Impairments in volitional force generation are particularly devastating as the severity of impairments in force-generating capability, particularly of knee extensors, is a primary determinant of walking ability in individuals with motor incomplete SCI. In contrast to previous research indicating greater fatigue following SCI using electrically stimulated contractions, recently published data indicates individuals with motor incomplete SCI are able to generate supramaximal torque during repeated maximal volitional effort contractions, with little evidence of fatigue. As multiple sites spanning the neuromuscular system may contribute to this increase in volitional torque generation, our recent efforts have been directed towards understanding the mechanisms which underlie this phenomenon. This seminar will discuss one line of investigation which suggests spinal motoneuron excitability may contribute to supramaximal force generation. This work will provide an example of the limitations of human research and reinforce the importance of parallel animal research. Current efforts and future plans to further understand the mechanisms of supramaximal force generation in human incomplete SCI will be discussed.

Speaker: Matthieu Chardon (Dr. Rymer's group)

Title: Origins of hyperexcitability of the alpha motoneuron in stroke
Abstract:  It is theorized that three mechanisms could be at the origins of spasticity in stroke at the alpha motoneuron level. We hypothesized that the alpha motoneuron is hyperexcitable and that the first mechanism - sustained depolarization - is likely to be the main contributor to spasticity in stroke.
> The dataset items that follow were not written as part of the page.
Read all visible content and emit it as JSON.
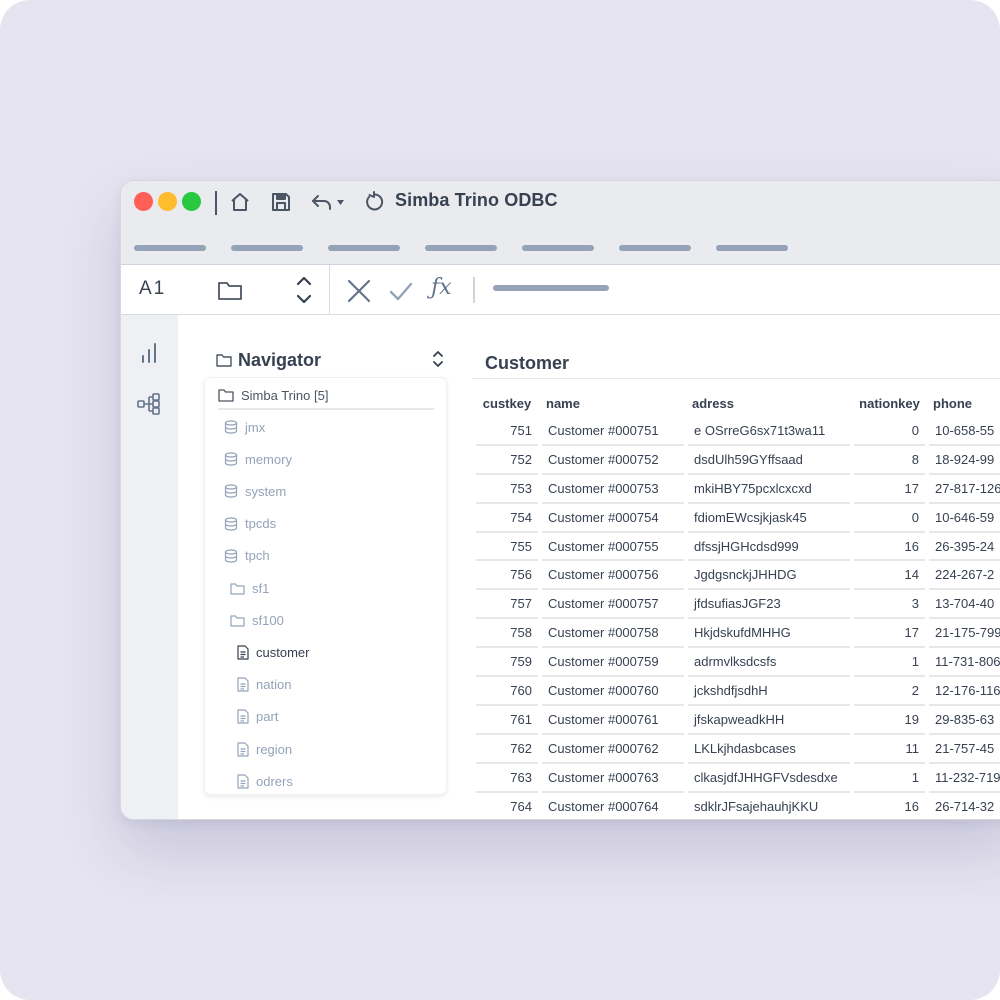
{
  "window": {
    "title": "Simba Trino ODBC"
  },
  "formula_bar": {
    "cell_ref": "A1",
    "fx_label": "ƒx"
  },
  "navigator": {
    "title": "Navigator",
    "root_label": "Simba Trino [5]",
    "items": [
      {
        "label": "jmx",
        "icon": "database-icon",
        "level": 0,
        "active": false
      },
      {
        "label": "memory",
        "icon": "database-icon",
        "level": 0,
        "active": false
      },
      {
        "label": "system",
        "icon": "database-icon",
        "level": 0,
        "active": false
      },
      {
        "label": "tpcds",
        "icon": "database-icon",
        "level": 0,
        "active": false
      },
      {
        "label": "tpch",
        "icon": "database-icon",
        "level": 0,
        "active": false
      },
      {
        "label": "sf1",
        "icon": "folder-icon",
        "level": 1,
        "active": false
      },
      {
        "label": "sf100",
        "icon": "folder-icon",
        "level": 1,
        "active": false
      },
      {
        "label": "customer",
        "icon": "file-icon",
        "level": 2,
        "active": true
      },
      {
        "label": "nation",
        "icon": "file-icon",
        "level": 2,
        "active": false
      },
      {
        "label": "part",
        "icon": "file-icon",
        "level": 2,
        "active": false
      },
      {
        "label": "region",
        "icon": "file-icon",
        "level": 2,
        "active": false
      },
      {
        "label": "odrers",
        "icon": "file-icon",
        "level": 2,
        "active": false
      }
    ]
  },
  "grid": {
    "title": "Customer",
    "columns": [
      "custkey",
      "name",
      "adress",
      "nationkey",
      "phone"
    ],
    "rows": [
      [
        "751",
        "Customer #000751",
        "e OSrreG6sx71t3wa11",
        "0",
        "10-658-55"
      ],
      [
        "752",
        "Customer #000752",
        "dsdUlh59GYffsaad",
        "8",
        "18-924-99"
      ],
      [
        "753",
        "Customer #000753",
        "mkiHBY75pcxlcxcxd",
        "17",
        "27-817-126"
      ],
      [
        "754",
        "Customer #000754",
        "fdiomEWcsjkjask45",
        "0",
        "10-646-59"
      ],
      [
        "755",
        "Customer #000755",
        "dfssjHGHcdsd999",
        "16",
        "26-395-24"
      ],
      [
        "756",
        "Customer #000756",
        "JgdgsnckjJHHDG",
        "14",
        "224-267-2"
      ],
      [
        "757",
        "Customer #000757",
        "jfdsufiasJGF23",
        "3",
        "13-704-40"
      ],
      [
        "758",
        "Customer #000758",
        "HkjdskufdMHHG",
        "17",
        "21-175-799"
      ],
      [
        "759",
        "Customer #000759",
        "adrmvlksdcsfs",
        "1",
        "11-731-806"
      ],
      [
        "760",
        "Customer #000760",
        "jckshdfjsdhH",
        "2",
        "12-176-116"
      ],
      [
        "761",
        "Customer #000761",
        "jfskapweadkHH",
        "19",
        "29-835-63"
      ],
      [
        "762",
        "Customer #000762",
        "LKLkjhdasbcases",
        "11",
        "21-757-45"
      ],
      [
        "763",
        "Customer #000763",
        "clkasjdfJHHGFVsdesdxe",
        "1",
        "11-232-719"
      ],
      [
        "764",
        "Customer #000764",
        "sdklrJFsajehauhjKKU",
        "16",
        "26-714-32"
      ]
    ]
  },
  "colors": {
    "background": "#e6e4f1",
    "close": "#ff5f57",
    "minimize": "#febc2e",
    "maximize": "#28c840",
    "muted": "#94a3b8",
    "text": "#374151"
  }
}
We plan on testing this hypothesis by first measuring if the spastic motoneuron is hyperexcitable (Aim1). To do so we will first determine if the reflex threshold is lower in passive spastic muscles than in contralateral muscles. We will then estimate and compare excitatory post synaptic potentials (EPSPs) from the spastic and contralateral muscles using reconstructions derived from motor unit recordings (Aim2). If the EPSPs are similar than our hypothesis that the spastic motoneuron is hyperexcitable because it is depolarized will be confirmed. In order to complete this work we will need to develop a novel device that will be able to stimulate a single motoneuron pool. We have started to develop a computer controlled tendon tapping device. This device will be able to deliver position controlled tendon stretches thus guaranteeing a controlled input to the motoneuron poll. We will test the biceps brachii of 10 hemiparetic stroke survivors as our model. This work is significant for several reasons. The first is that a new device/technique will be developed for the clinical measurement of spasticity. Second, it may advance our understanding of the fundamental mechanisms underlying spasticity. This enhanced understanding may assist us in developing targeted therapies for 3.7 millions of stroke survivors suffering from spasticity in USA alone. Finally, when our study is completed as planned, we see the possibility for the tapper device to be utilized in other types of studies on spasticity.